Dann bekamen wir Post von dem Rechtsanwalt dieser Leute, seitenweise Dinge die wir getan haben sollen, bis hin zur Tierquälerei.
Inzwischen sind zwei Jahre vergangen und diese Leute haben sich mit einem weiteren Paar in der Nacbarschaft angefreundet (wenn man das so nennen will), die früher von diesen Leuten gemiedene Dorftratsche ist nun auch mit dabei. Die plötzlich ausgebrochene Zuneigung zu der Dorftratsche ist wohl eher die Instrumentalisierung der Dame.
Es werden inzwischen die übelsten Gerüchte über uns verbreitet, jeder Gang zu unserer Einfahrt gleicht einem Spießrutenlauf, denn wir werden regelmäßig mit Pöbeleien und Obszönen Gesten bedacht.
Unsere Reaktion - Gelächter, wenigstens die Genugtuung, dass uns so etwas trifft, wollten wir den Leuten nicht geben.
Selbst wenn eines unserer Fenster nur geöffnet ist, dann schallen die Schimpfwörter nur so.
In der Sylvesternacht, wurden unsere Einfahrten und der Gastank mit Böllern beworfen. Ich wollte darauf hinweisen, dass ein solches Benehmen auch für den Verursacher u.U. gefährlich ist, wurde aber bei Näherung selbst beworfen und musste mich zurückziehen.
In der Sylvesternacht, als drüben Ruhe eingekehrt war machte mein Mann einen Rundgang um sicher zu stellen, dass nirgendwo etwas berennt. Dabei verfolgte er eine Unterhaltung (die Nachbarschaft war durch den Alkoholkonsum eher laut) aus der hervorging, dass man so eine Art Verschwörung plant indem man gegenseitig als Zeuge auftritt.

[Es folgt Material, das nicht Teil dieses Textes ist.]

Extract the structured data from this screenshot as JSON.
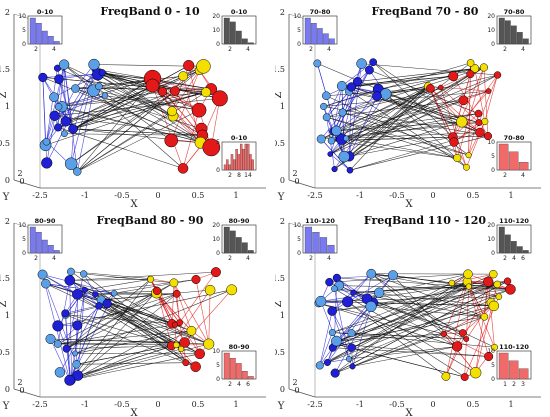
{
  "colors": {
    "left_module": "#1f1fd6",
    "left_module_light": "#5aa0e8",
    "right_module": "#e31818",
    "right_module_light": "#f4e000",
    "cross_links": "#111111",
    "hist_blue": "#7a7af0",
    "hist_gray": "#555555",
    "hist_red": "#f06a6a"
  },
  "chart_data": [
    {
      "type": "scatter",
      "title": "FreqBand 0 - 10",
      "xlabel": "X",
      "ylabel": "Y",
      "zlabel": "Z",
      "x_ticks": [
        "-2.5",
        "-1",
        "-0.5",
        "0",
        "0.5",
        "1"
      ],
      "z_ticks": [
        "0",
        "0.5",
        "1",
        "1.5",
        "2"
      ],
      "y_ticks": [
        "0",
        "2"
      ],
      "node_scale": 1.7,
      "insets": [
        {
          "title": "0-10",
          "color": "blue",
          "y_ticks": [
            "0",
            "5",
            "10"
          ],
          "x_ticks": [
            "2",
            "4"
          ],
          "values": [
            10,
            8,
            5,
            3,
            1
          ]
        },
        {
          "title": "0-10",
          "color": "gray",
          "y_ticks": [
            "0",
            "10",
            "20"
          ],
          "x_ticks": [
            "2",
            "4"
          ],
          "values": [
            20,
            17,
            10,
            4,
            1
          ]
        },
        {
          "title": "0-10",
          "color": "red",
          "y_ticks": [
            "0",
            "5"
          ],
          "x_ticks": [
            "2",
            "8",
            "14"
          ],
          "values": [
            1,
            2,
            1,
            3,
            2,
            4,
            3,
            5,
            4,
            6,
            5,
            3,
            2
          ]
        }
      ]
    },
    {
      "type": "scatter",
      "title": "FreqBand 70 - 80",
      "xlabel": "X",
      "ylabel": "Y",
      "zlabel": "Z",
      "x_ticks": [
        "-2.5",
        "-1",
        "-0.5",
        "0",
        "0.5",
        "1"
      ],
      "z_ticks": [
        "0",
        "0.5",
        "1",
        "1.5",
        "2"
      ],
      "y_ticks": [
        "0",
        "2"
      ],
      "node_scale": 1.0,
      "insets": [
        {
          "title": "70-80",
          "color": "blue",
          "y_ticks": [
            "0",
            "5",
            "10"
          ],
          "x_ticks": [
            "2",
            "4"
          ],
          "values": [
            10,
            8,
            6,
            4,
            2
          ]
        },
        {
          "title": "70-80",
          "color": "gray",
          "y_ticks": [
            "0",
            "10",
            "20"
          ],
          "x_ticks": [
            "2",
            "4"
          ],
          "values": [
            20,
            18,
            14,
            9,
            4
          ]
        },
        {
          "title": "70-80",
          "color": "red",
          "y_ticks": [
            "0",
            "5",
            "10"
          ],
          "x_ticks": [
            "2",
            "4"
          ],
          "values": [
            10,
            7,
            3
          ]
        }
      ]
    },
    {
      "type": "scatter",
      "title": "FreqBand 80 - 90",
      "xlabel": "X",
      "ylabel": "Y",
      "zlabel": "Z",
      "x_ticks": [
        "-2.5",
        "-1",
        "-0.5",
        "0",
        "0.5",
        "1"
      ],
      "z_ticks": [
        "0",
        "0.5",
        "1",
        "1.5",
        "2"
      ],
      "y_ticks": [
        "0",
        "2"
      ],
      "node_scale": 1.0,
      "insets": [
        {
          "title": "80-90",
          "color": "blue",
          "y_ticks": [
            "0",
            "5",
            "10"
          ],
          "x_ticks": [
            "2",
            "4"
          ],
          "values": [
            10,
            8,
            5,
            3,
            1
          ]
        },
        {
          "title": "80-90",
          "color": "gray",
          "y_ticks": [
            "0",
            "10",
            "20"
          ],
          "x_ticks": [
            "2",
            "4"
          ],
          "values": [
            20,
            17,
            12,
            8,
            2
          ]
        },
        {
          "title": "80-90",
          "color": "red",
          "y_ticks": [
            "0",
            "5",
            "10"
          ],
          "x_ticks": [
            "2",
            "4",
            "6"
          ],
          "values": [
            10,
            8,
            6,
            3,
            1
          ]
        }
      ]
    },
    {
      "type": "scatter",
      "title": "FreqBand 110 - 120",
      "xlabel": "X",
      "ylabel": "Y",
      "zlabel": "Z",
      "x_ticks": [
        "-2.5",
        "-1",
        "-0.5",
        "0",
        "0.5",
        "1"
      ],
      "z_ticks": [
        "0",
        "0.5",
        "1",
        "1.5",
        "2"
      ],
      "y_ticks": [
        "0",
        "2"
      ],
      "node_scale": 1.0,
      "insets": [
        {
          "title": "110-120",
          "color": "blue",
          "y_ticks": [
            "0",
            "5",
            "10"
          ],
          "x_ticks": [
            "2",
            "4"
          ],
          "values": [
            10,
            8,
            6,
            3
          ]
        },
        {
          "title": "110-120",
          "color": "gray",
          "y_ticks": [
            "0",
            "10",
            "20"
          ],
          "x_ticks": [
            "2",
            "4",
            "6"
          ],
          "values": [
            20,
            14,
            9,
            5,
            2
          ]
        },
        {
          "title": "110-120",
          "color": "red",
          "y_ticks": [
            "0",
            "5",
            "10"
          ],
          "x_ticks": [
            "1",
            "2",
            "3"
          ],
          "values": [
            10,
            7,
            4
          ]
        }
      ]
    }
  ]
}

Neulich wurde die Aussage dadurch erhärtet , dass die Nachbarin uns mitteilte, auch uns würde man noch fertig machen, man habe ja genug Zeugen.
Seit einiger Zeit finden auf unserem Grundstück Sachbeschädigungen kleiner Art statt, Gartenskulpturen werden gestohlen, Zäune zerschnitten, Glasscherben auf der Weide verteilt, Strohballen zerschnitten, große Felsbrocken in unsere EInfahrt gelegt, usw. usf. - die Aggression scheint zu steigen.
Nun befürchten wir, dass man uns irgend etwas anhängen will und wollen uns schützen. Das erste was wir nun tun ist, unser Grundstück mit einer Überwachung auszustatten. Doch das schützt nur vor Beschädigungen. Aber was kann man außerhalb des Grundstückes tun um einen Unschuldsbeweis zu führen, falls man einer wie auch immer gearteten Straftat beschuldigt wird. Gibt es irgendwelche Geräte die man sich umhängen kann um das eigene Handeln zu dokumentieren, oder auch das Handeln anderer Personen. Mir hat man schon gesagt, dass man mich auch nochmal allen im Wald antrifft. Werde ich dort zusammengeschlagen, so können zwei Zeugen z.B. jederzeit behaupten ich sei tätlich geworden.
Vielen Dank schon mal an die, die wertvolle Tips liefern können!
LG
Sambucus
P.S. Woher der Hass kommt? Ich nehme an, weil wir erstens eine andere Rollenverteilung leben und man meinem Mann das vermeintlich süße Hausmanndasein neidet, zweitens weil - ich möchte jetzt nicht überheblich wirken, und glaube auch nicht, dass das den Wert eines Menschen ausmacht, denke aber trotzdem das ist der Grund - wir Intellekt besitzen und die nicht.